Comment reconnaître un bon coffre-fort en un coup d’œil ?

Dans le post précédent, nous avons vu quelles serrures existent pour les coffres-forts : mécaniques, électroniques, biométriques.

Mais imaginons maintenant que nous sommes dans une quincaillerie et que nous avons devant nous différents modèles de coffres-forts : certains plus chers, d’autres moins chers, de marques connues et moins connues, simples et complexes. Comment pouvons-nous comprendre lesquels choisir et lesquels jeter parce qu’ils ne sont pas sécuritaires ? Certains éléments, comme la qualité des matériaux, ne sont pas facilement vérifiables à l’œil nu, mais il existe plusieurs indices qui peuvent nous aider à comprendre si le coffre-fort que nous regardons a été conçu et construit correctement ou non. Fais voir un peu.

La porte

C’est la partie la plus importante du coffre-fort car elle contient le mécanisme d’ouverture et c’est par elle que l’on accède à l’intérieur. C’est généralement le point le plus accessible et potentiellement le plus faible, et c’est pourquoi c’est le premier point auquel nous devons prêter attention. Comment doit-il être construit pour résister à une éventuelle attaque ?

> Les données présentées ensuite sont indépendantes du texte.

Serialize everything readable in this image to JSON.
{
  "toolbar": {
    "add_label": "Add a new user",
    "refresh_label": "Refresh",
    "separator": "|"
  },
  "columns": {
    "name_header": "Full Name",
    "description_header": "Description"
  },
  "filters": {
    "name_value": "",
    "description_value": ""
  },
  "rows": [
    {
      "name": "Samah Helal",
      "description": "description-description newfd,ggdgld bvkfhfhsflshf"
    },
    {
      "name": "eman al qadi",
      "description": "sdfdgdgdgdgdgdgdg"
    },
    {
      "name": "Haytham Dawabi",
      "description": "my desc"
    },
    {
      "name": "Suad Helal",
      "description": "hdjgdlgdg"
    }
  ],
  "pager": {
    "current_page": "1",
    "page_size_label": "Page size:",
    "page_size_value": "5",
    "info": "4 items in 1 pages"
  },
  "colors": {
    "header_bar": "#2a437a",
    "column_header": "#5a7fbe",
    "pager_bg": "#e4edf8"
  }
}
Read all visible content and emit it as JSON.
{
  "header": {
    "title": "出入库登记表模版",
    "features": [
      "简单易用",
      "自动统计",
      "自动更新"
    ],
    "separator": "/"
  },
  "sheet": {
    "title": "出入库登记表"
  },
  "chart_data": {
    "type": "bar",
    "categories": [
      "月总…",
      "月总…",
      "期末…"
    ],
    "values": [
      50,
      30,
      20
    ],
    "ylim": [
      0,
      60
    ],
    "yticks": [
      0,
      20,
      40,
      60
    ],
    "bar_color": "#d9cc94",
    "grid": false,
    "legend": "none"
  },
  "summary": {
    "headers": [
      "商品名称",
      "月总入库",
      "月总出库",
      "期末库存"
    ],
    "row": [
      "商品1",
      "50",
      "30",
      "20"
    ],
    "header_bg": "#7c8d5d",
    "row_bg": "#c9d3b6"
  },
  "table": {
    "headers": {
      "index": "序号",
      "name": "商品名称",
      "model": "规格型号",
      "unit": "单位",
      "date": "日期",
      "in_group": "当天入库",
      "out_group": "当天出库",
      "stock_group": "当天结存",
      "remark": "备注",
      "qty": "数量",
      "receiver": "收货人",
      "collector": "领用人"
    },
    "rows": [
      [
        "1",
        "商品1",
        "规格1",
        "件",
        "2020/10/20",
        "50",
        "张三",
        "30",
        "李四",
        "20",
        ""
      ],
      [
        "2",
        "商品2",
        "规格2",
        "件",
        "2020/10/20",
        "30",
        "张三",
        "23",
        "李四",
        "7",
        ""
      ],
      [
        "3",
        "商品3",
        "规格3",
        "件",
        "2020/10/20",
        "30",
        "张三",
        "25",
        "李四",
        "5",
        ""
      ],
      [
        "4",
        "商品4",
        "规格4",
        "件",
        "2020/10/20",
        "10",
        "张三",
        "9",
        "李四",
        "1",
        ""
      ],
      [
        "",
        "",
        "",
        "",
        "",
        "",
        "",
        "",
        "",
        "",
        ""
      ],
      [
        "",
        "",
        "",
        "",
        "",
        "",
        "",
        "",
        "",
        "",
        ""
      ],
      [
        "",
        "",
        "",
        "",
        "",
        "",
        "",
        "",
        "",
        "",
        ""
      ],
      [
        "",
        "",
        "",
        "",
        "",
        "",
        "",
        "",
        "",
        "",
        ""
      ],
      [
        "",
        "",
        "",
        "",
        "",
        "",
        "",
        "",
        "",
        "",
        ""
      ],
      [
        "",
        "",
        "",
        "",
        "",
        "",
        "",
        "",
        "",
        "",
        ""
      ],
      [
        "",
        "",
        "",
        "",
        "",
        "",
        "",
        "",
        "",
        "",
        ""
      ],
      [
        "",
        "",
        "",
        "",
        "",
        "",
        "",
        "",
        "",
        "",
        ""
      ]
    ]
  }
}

  • Corps unique. Le cadre, également appelé « façade du coffre-fort », c’est-à-dire la partie extérieure entourant la porte, doit être solidarisé au boîtier de manière très solide, avec des soudures solides et uniformes. Le cadre et le boîtier doivent former un seul corps pour empêcher les voleurs de détacher le cadre et la porte du reste du boîtier en découpant les points de soudure isolés.
  • Il doit y avoir le moins d’espace possible entre la porte et le cadre pour éviter l’insertion de leviers.
  • Sous-châssis. Le côté le plus vulnérable de la porte est la charnière, autour de laquelle la porte tourne lors de son ouverture. Dans ce cas, il est essentiel que la porte soit « en contre-dépouille », c’est-à-dire que lors de la fermeture d’une partie de la porte elle-même, elle s’ajuste derrière le cadre, afin d’offrir une résistance aux tentatives de déclenchement par le pied-de-biche.